«No me preocupa y mucho menos me perjudica que me incluyan en el masculino de toda la vida»
OPINIÓN
Irene, no me representas
Veo atónita tus intervenciones televisivas y leo tus ocurrencias varias; no vacilo en tutearte porque a mí me tratas de hermana, que por cierto no lo soy, o de tía, no sé qué me gusta menos. ¿Así cómo te voy a decir ministra? Más bien me parece estar contemplando desde mi desagrado un reality show.
Irene, lo importante es el trabajo bien hecho, no si lo hace el ministro o la ministra. No me preocupa y mucho menos me perjudica que me incluyan en el masculino de toda la vida, me gusta nuestro lenguaje, no me lo toques. ¿Uso discriminatorio del lenguaje? Nunca me he sentido discriminada. Los límites me los pongo yo, no las palabras en femenino o en masculino.
Tus guías, tus manuales, tus formas, tu falta de coherencia y tu superficialidad suponen una pérdida de credibilidad en la política; credibilidad que ya de por sí está en peligro de extinción. ¿Intentas despistarnos de lo realmente importante? ¿Es una estrategia propagandística? Estoy harta y hastiada de escuchar un día sí y otro también tus propuestas y anteproyectos de ley, así le llamáis. Eso sí es un mal uso del lenguaje, yo le llamo mediocridades e infantilismos.
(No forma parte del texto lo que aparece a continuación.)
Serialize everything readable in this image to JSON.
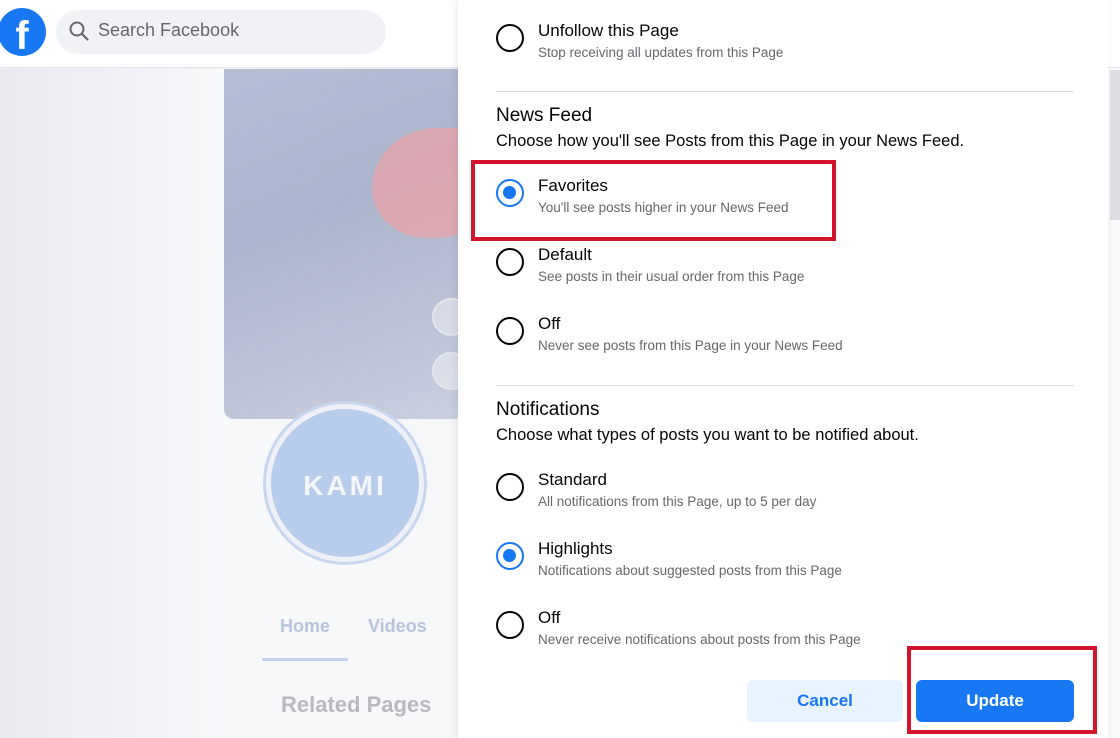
{
  "header": {
    "logo": "f",
    "search_placeholder": "Search Facebook"
  },
  "background_page": {
    "avatar_text": "KAMI",
    "tabs": [
      "Home",
      "Videos"
    ],
    "related_title": "Related Pages"
  },
  "dialog": {
    "follow_options": [
      {
        "title": "Unfollow this Page",
        "desc": "Stop receiving all updates from this Page",
        "selected": false
      }
    ],
    "news_feed": {
      "title": "News Feed",
      "desc": "Choose how you'll see Posts from this Page in your News Feed.",
      "options": [
        {
          "title": "Favorites",
          "desc": "You'll see posts higher in your News Feed",
          "selected": true
        },
        {
          "title": "Default",
          "desc": "See posts in their usual order from this Page",
          "selected": false
        },
        {
          "title": "Off",
          "desc": "Never see posts from this Page in your News Feed",
          "selected": false
        }
      ]
    },
    "notifications": {
      "title": "Notifications",
      "desc": "Choose what types of posts you want to be notified about.",
      "options": [
        {
          "title": "Standard",
          "desc": "All notifications from this Page, up to 5 per day",
          "selected": false
        },
        {
          "title": "Highlights",
          "desc": "Notifications about suggested posts from this Page",
          "selected": true
        },
        {
          "title": "Off",
          "desc": "Never receive notifications about posts from this Page",
          "selected": false
        }
      ]
    },
    "buttons": {
      "cancel": "Cancel",
      "update": "Update"
    }
  },
  "colors": {
    "accent": "#1877f2",
    "highlight_annotation": "#d4142a"
  }
}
Irene, no soy una víctima, no pertenezco a un «grupo desfavorecido» por ley o porque tú lo digas, soy mujer. Yo elijo lo que me gusta, con quién estoy y lo que me pongo, la moda no me obliga, ni nadie. Si es así, entonces hay un problema de educación de nuestro potencial y capacidades, educación en autoestima, educación en la propia confianza. El inicio es ese, no enarbolar banderas y estandartes —que asemejan amenazas—, no gritar por las calles un día que yo no quiero que sea el Día de la Mujer porque mi día son todos los días y sobre todo por el camino al que lo estáis llevando. Si alguien os cosifica sois vosotras mismas.
Te repites mucho, Irene, no sé si es por falta de vocabulario o por falta de argumentos, el caso es que te entiendo a la primera, lo que no significa que te comprenda. Somos inteligentes, no necesitamos compararnos ni competir con nadie, ¿para qué? Nos infravaloras. Provocáis confrontaciones con ellos y entre nosotras. Irene, no hables en mi nombre. A mí no me representas, ni a muchas más. Mónica Riveiro Santamarina. Vigo.
Ante el cierre de las centrales térmicas
Las centrales térmicas deberían ser sustituidas por una red de minicentrales que generarían electricidad renovable a costa de quemar biomasa, como residuos industriales, agrícolas, urbanos, forestales, agroalimentarios, de limpieza de ríos, costas y montes, ya que la biomasa puede ser sólida, líquida o gaseosa. Estas minicentrales podrían ser un vagón de ferrocarril que se estacionaría en lugares estratégicos próximos a las líneas férreas generales, donde grupos de operarios aportarían la biomasa por tren o por carretera mediante camionetas eléctricas.
Estos vagones tendrían una caldera para quemar la biomasa y por ciclo Rankine se produciría vapor que movería turbinas que accionarían generadores eléctricos que verterían la energía eléctrica a la red de una manera similar a como lo hacen los aerogeneradores. Estas minicentrales térmicas podrían ser privadas o públicas.
He visitado tres veces la central térmica de Andorra (Teruel) y siempre les he hecho a los ingenieros la misma pregunta: ¿podría funcionar quemando biomasa? Y la respuesta siempre ha sido afirmativa. Entonces, ¿por qué se va a cerrar y desmantelar? Porque la energía necesaria para preparar y transportar la biomasa a la central sería muy superior a la energía eléctrica generada. Por eso hay que descentralizar la central en pequeñas centrales que estén más cerca de la biomasa. Santiago Barranco Arroyo. Zaragoza.